Gli immobili sono esentati solo se sugli stessi vengono svolte le attività sanitarie, didattiche, ricreative, sportive, assistenziali, culturali e via dicendo. Nell’ambito delle attività sanitarie rientrano anche quelle destinate alla difesa ambientale. Per le attività sanitarie, che hanno formato molto spesso oggetto di contenzioso, il servizio può essere svolto in convenzione con una struttura pubblica. Ciononostante, non si applica l’agevolazione ai fabbricati nei quali si svolge l’attività sanitaria, solo perché accreditati o convenzionati.

Non rileva neppure la destinazione degli utili eventualmente ricavati, che costituisce un momento successivo alla loro produzione e non fa venir meno il carattere commerciale dell’attività. In realtà, la Cassazione (ordinanza n. 10754/2017) ha precisato che gli enti interessati sono soggetti al pagamento se non svolgono l’attività a titolo gratuito o con la richiesta di un importo simbolico. Peraltro, l’esenzione non spetta anche se le attività svolte operano in perdita, poiché si può esercitare un’impresa con modalità commerciali a prescindere dal risultato della gestione. La convenzione con gli enti pubblici non esclude la logica del profitto e non conferma che l’obbiettivo perseguito sia quello di soddisfare bisogni socialmente rilevanti, che le strutture pubbliche non sono in grado di assicurare (ordinanza n. 3528/2018). Il trattamento di favore deve essere concesso quando le attività si svolgono in maniera non orientata alla realizzazione di profitti e cioè in modo da escludere gli elementi tipici dell’economia di mercato quali il lucro soggettivo e la libera concorrenza e siano invece presenti le finalità solidaristiche (Cassazione, ordinanza n. 3528/2018).

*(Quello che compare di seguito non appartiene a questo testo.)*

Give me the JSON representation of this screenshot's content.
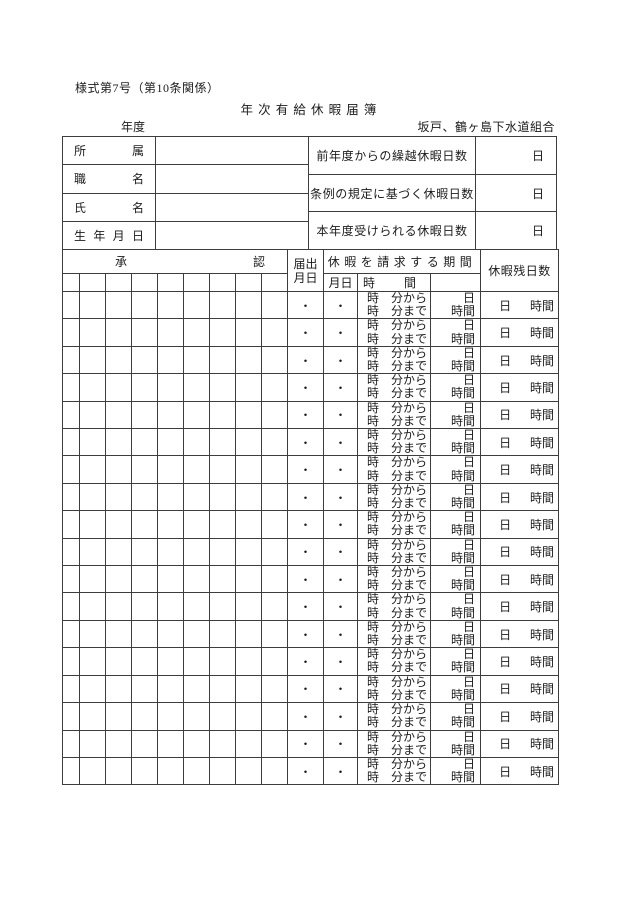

La mancanza dello scopo di lucro, che riguarda il movente soggettivo che induce l’imprenditore a esercitare la sua attività, così come la gestione in perdita, è giuridicamente irrilevante ai fini della qualificazione del carattere imprenditoriale di una determinata attività. Qualsiasi attività consistente nell’offrire beni o servizi in un mercato è da qualificare economica.